What Am I Trying to Say?

When I write a novel, I am, first and foremost, just trying to tell a compelling story, with interesting characters, thrilling events, and a memorable setting. Sometimes, there is also a bit of cathartic saturation, where I am wallowing in a particular mood or emotion. However, there is almost always a singular thematic idea that I am chasing as well.

With each of my novels, I can simplify that thematic idea down to its most basic essence. Here are a few examples:

The Vale of Ghosts

Annella Fenn, the main character, addresses the singular theme in this way:

Isn’t it strange how everything can fall apart in one day? In one moment?” Ann said, musing into the growing darkness. “One dumb act made in ignorance is all it takes to ruin your life forever. It shouldn’t be that way. There should be some way to go back and undo choices made, especially choices made unwittingly. Don’t you think?”

Army of the Inner Eye

The sequel to The Vale of Ghosts offers a natural thematic progression from the first book, which Annella also summarizes with this statement:

“Every time I try to fix a situation I make a big old mess.”
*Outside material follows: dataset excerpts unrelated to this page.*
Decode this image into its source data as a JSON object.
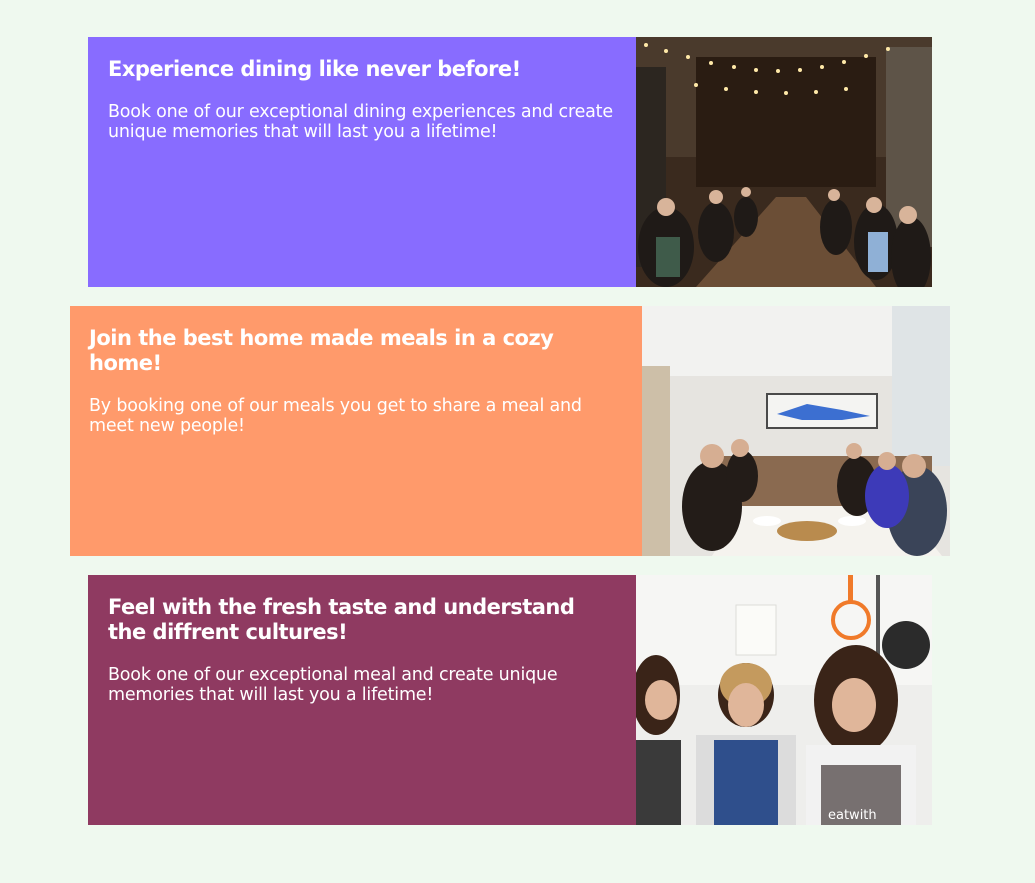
{
  "cards": [
    {
      "title": "Experience dining like never before!",
      "body": "Book one of our exceptional dining experiences and create unique memories that will last you a lifetime!",
      "color": "#886cff",
      "image": "outdoor-string-lights-long-table-dinner"
    },
    {
      "title": "Join the best home made meals in a cozy home!",
      "body": "By booking one of our meals you get to share a meal and meet new people!",
      "color": "#ff9a6b",
      "image": "home-dining-table-friends-photo"
    },
    {
      "title": "Feel with the fresh taste and understand the diffrent cultures!",
      "body": "Book one of our exceptional meal and create unique memories that will last you a lifetime!",
      "color": "#8f3a61",
      "image": "women-cooking-together-kitchen-photo",
      "apron_text": "eatwith"
    }
  ]
}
So it's easy to make a big old mess and incredibly hard to fix it. And that is what this book series explores, chiefly, and that is how it goes sometimes in life, folks.

Shadows of Tockland

A strange, violent novel about a clown troupe traveling across a post-apocalyptic America. Shadows of Tockland tells the story of a young man named David Morr who runs away from home to join up with the clowns. As he meets the performers, he finds that each one is strange in his or her own way. However, what they all have in common is an obsession with performing, despite the perils and tragedies they encounter on the road. 
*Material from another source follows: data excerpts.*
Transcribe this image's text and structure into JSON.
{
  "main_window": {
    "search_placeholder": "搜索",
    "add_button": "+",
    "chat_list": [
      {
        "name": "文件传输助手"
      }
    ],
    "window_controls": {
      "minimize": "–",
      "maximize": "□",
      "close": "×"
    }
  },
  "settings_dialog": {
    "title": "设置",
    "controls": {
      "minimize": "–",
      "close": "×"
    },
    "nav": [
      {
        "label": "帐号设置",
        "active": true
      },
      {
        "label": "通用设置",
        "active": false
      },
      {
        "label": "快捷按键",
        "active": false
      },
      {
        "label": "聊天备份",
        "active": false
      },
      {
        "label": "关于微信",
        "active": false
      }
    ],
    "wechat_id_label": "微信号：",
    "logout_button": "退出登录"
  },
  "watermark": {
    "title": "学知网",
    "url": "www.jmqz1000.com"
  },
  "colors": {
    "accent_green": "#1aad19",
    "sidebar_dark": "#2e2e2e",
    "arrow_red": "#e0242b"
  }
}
Bubbles the Clown, as she is called, sums it up nicely in this bit of conversation with David:

“I like to perform. Better to say I need to perform. It feels good when you get applause. It’s good when you get recognition. It feels right when you’re on the stage, and you can feel it all coming together. You know what I mean?” 

He shrugged. 

“No, I guess you don’t get it yet,” she said. “But you will. There’s something in performing that we all need, and it makes the awful stuff seem worthwhile. Even Gooty sticks around, and he’s got the least reason to be here. All of us need something that we only get from doing this. That includes you. There’s some reason you wanted to join up. What was it? Your old man?” 

David nodded. “Mostly. Had to get out of Mountainburg.” 
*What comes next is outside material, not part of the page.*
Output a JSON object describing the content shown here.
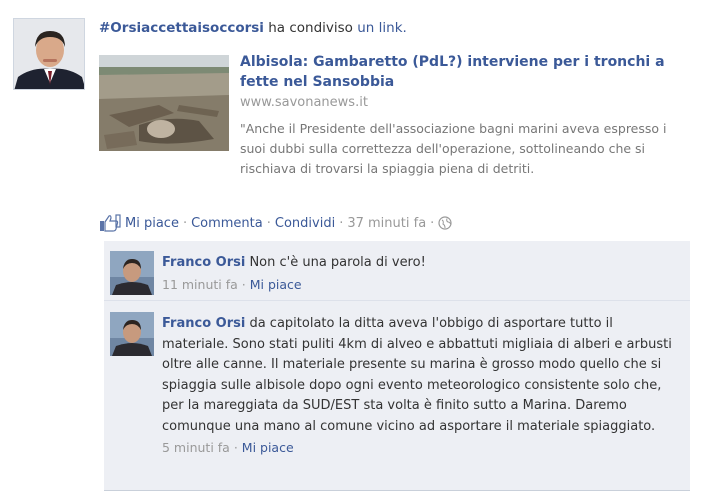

“So we’ve all got our reasons,” she said. “And that’s why, if you’re like the rest of us, you’ll keep right on letting Telly be the boss, even when his decisions get you in trouble. Because you need to be here, you need to be on the road, you need to be onstage despite the risks and the pain.”

Children of the Mechanism

A truly dark tale about child slaves living and working in a massive factory, watched over by cruel robots. When a glitch in the computer system causes some of the doors to open, a few brave children leave their rooms and begin to wander the corridors. And really, that's kind of the point right there. When a door opens, you have to have the courage to go through it. As Ekir says:

"Open doors are the best thing in the whole world. An open door means you can leave something bad and maybe find something good."

Despite this, only a handful of slaves are willing to risk the uncertainty of the open door, choosing to remain in the misery they are familiar with rather than trust themselves to fate.

Anyway, that's just a few of my books, but you get the idea. Maybe we'll examine some others at a later date. Chasing a singular theme, an idea, a cathartic saturation in a particular mood or emotion, those are the kinds of things I'm doing when I write a novel.

At the moment, I'm working on a new science fiction novel called Teth of the City. It's what you might call dystopian, and it has a similar feel to Children of the Mechanism, though it's not nearly as dark. In the end, Teth of the City is about learning to care again, learning to give a crap after years spent nursing old wounds. I think it might just be powerful stuff, but we shall see. More on that one later, folks.